This post is a part of Five Minute Fridays at Lisa Jo’s blog. You write for 5 minutes, uninterrupted, no editing. Then you share your writing, and you visit other peoples’ writings. Today’s word is Close.
The time is close. She’s drawing nearer and nearer. We’ve seen the end for so very long, and been thankful that the end has taken so long to get here. We’re singing to her, for her, to God. He has held her in his arms for so very long, and held us close as we have walked down this long path of cancer and treatments and medicines and doctors and nurses. The end is near.

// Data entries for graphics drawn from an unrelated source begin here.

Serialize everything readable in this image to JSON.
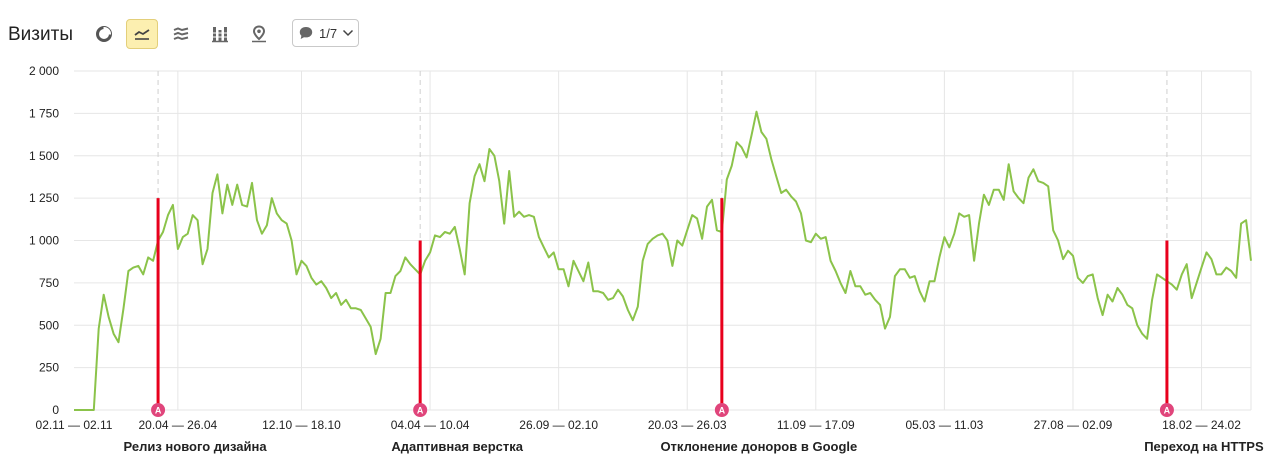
{
  "header": {
    "title": "Визиты",
    "buttons": [
      {
        "icon": "pie-chart-icon",
        "active": false
      },
      {
        "icon": "line-chart-icon",
        "active": true
      },
      {
        "icon": "stacked-area-icon",
        "active": false
      },
      {
        "icon": "stacked-bar-icon",
        "active": false
      },
      {
        "icon": "map-pin-icon",
        "active": false
      }
    ],
    "annotations_pager": "1/7"
  },
  "colors": {
    "line": "#8bc34a",
    "marker": "#e8001c",
    "badge": "#e0457b",
    "active_button_bg": "#fcefb0"
  },
  "chart_data": {
    "type": "line",
    "title": "",
    "xlabel": "",
    "ylabel": "",
    "ylim": [
      0,
      2000
    ],
    "yticks": [
      "0",
      "250",
      "500",
      "750",
      "1 000",
      "1 250",
      "1 500",
      "1 750",
      "2 000"
    ],
    "grid": true,
    "x_tick_labels": [
      "02.11 — 02.11",
      "20.04 — 26.04",
      "12.10 — 18.10",
      "04.04 — 10.04",
      "26.09 — 02.10",
      "20.03 — 26.03",
      "11.09 — 17.09",
      "05.03 — 11.03",
      "27.08 — 02.09",
      "18.02 — 24.02"
    ],
    "x_tick_index": [
      0,
      21,
      46,
      72,
      98,
      124,
      150,
      176,
      202,
      228
    ],
    "series": [
      {
        "values": [
          0,
          0,
          0,
          0,
          0,
          480,
          680,
          550,
          450,
          400,
          600,
          820,
          840,
          850,
          800,
          900,
          880,
          1000,
          1050,
          1150,
          1210,
          950,
          1020,
          1040,
          1150,
          1120,
          860,
          950,
          1280,
          1390,
          1160,
          1330,
          1210,
          1330,
          1210,
          1200,
          1340,
          1120,
          1040,
          1090,
          1250,
          1160,
          1120,
          1100,
          1000,
          800,
          880,
          850,
          780,
          740,
          760,
          720,
          660,
          690,
          620,
          650,
          600,
          600,
          590,
          540,
          490,
          330,
          420,
          690,
          690,
          790,
          820,
          900,
          860,
          830,
          800,
          880,
          930,
          1030,
          1020,
          1050,
          1040,
          1080,
          950,
          800,
          1220,
          1380,
          1450,
          1350,
          1540,
          1500,
          1350,
          1100,
          1410,
          1140,
          1170,
          1140,
          1150,
          1140,
          1020,
          960,
          900,
          930,
          830,
          830,
          730,
          880,
          820,
          760,
          870,
          700,
          700,
          690,
          650,
          660,
          710,
          670,
          590,
          530,
          610,
          880,
          980,
          1010,
          1030,
          1040,
          1000,
          850,
          1000,
          970,
          1060,
          1150,
          1130,
          1010,
          1200,
          1240,
          1060,
          1050,
          1360,
          1440,
          1580,
          1550,
          1490,
          1620,
          1760,
          1640,
          1600,
          1480,
          1380,
          1280,
          1300,
          1260,
          1230,
          1160,
          1000,
          990,
          1040,
          1010,
          1020,
          880,
          820,
          750,
          690,
          820,
          730,
          730,
          680,
          690,
          650,
          620,
          480,
          550,
          790,
          830,
          830,
          780,
          790,
          700,
          640,
          760,
          760,
          900,
          1020,
          960,
          1040,
          1160,
          1140,
          1150,
          880,
          1100,
          1270,
          1210,
          1300,
          1300,
          1240,
          1450,
          1290,
          1250,
          1220,
          1370,
          1420,
          1350,
          1340,
          1320,
          1060,
          1000,
          890,
          940,
          910,
          780,
          750,
          790,
          800,
          660,
          560,
          680,
          640,
          720,
          680,
          620,
          600,
          500,
          450,
          420,
          650,
          800,
          780,
          760,
          740,
          710,
          800,
          860,
          660,
          750,
          840,
          930,
          890,
          800,
          800,
          840,
          820,
          780,
          1100,
          1120,
          880
        ]
      }
    ],
    "annotations": [
      {
        "index": 17,
        "label": "Релиз нового дизайна",
        "value": 1250,
        "badge": "A"
      },
      {
        "index": 70,
        "label": "Адаптивная верстка",
        "value": 1000,
        "badge": "A"
      },
      {
        "index": 131,
        "label": "Отклонение доноров в Google",
        "value": 1250,
        "badge": "A"
      },
      {
        "index": 221,
        "label": "Переход на HTTPS",
        "value": 1000,
        "badge": "A"
      }
    ]
  }
}
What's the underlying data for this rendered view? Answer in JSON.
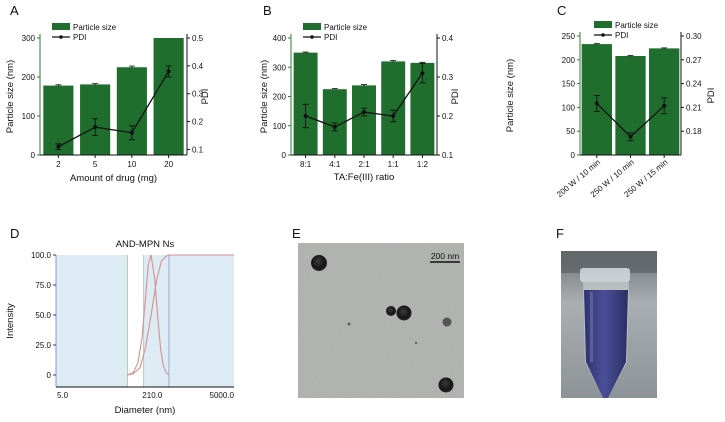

I’m strangely aware of the time, the nearness of the end. I’m so very aware that I’m losing my first best friend, my closest confident, my mother. All I want today is one more hug, one more phone call, one more card, one more “I love you.”
God has held us together as a family and kept us close even though the disease has taken her far away from us.
And now, she is closer to God than I have ever been. To share in that glory, to share with her that unending joy, that is how I keep my Momma close to my heart, how I draw her close to her grandchildren who barely remember her.
Heaven is close to us in these moments, these times. I know God is with us, drawing us closer to Him. I give all glory to him for allowing us 2 years longer instead of 2 months.
A bit of background here. My mother passed away from a Grade IV Glioblastoma on May 21, 2006. She was originally diagnosed in March of 2004 and was given 2 months. She lasted 2 years. I miss her. Some days it hurts more than others. But I’m thankful for the memories I have.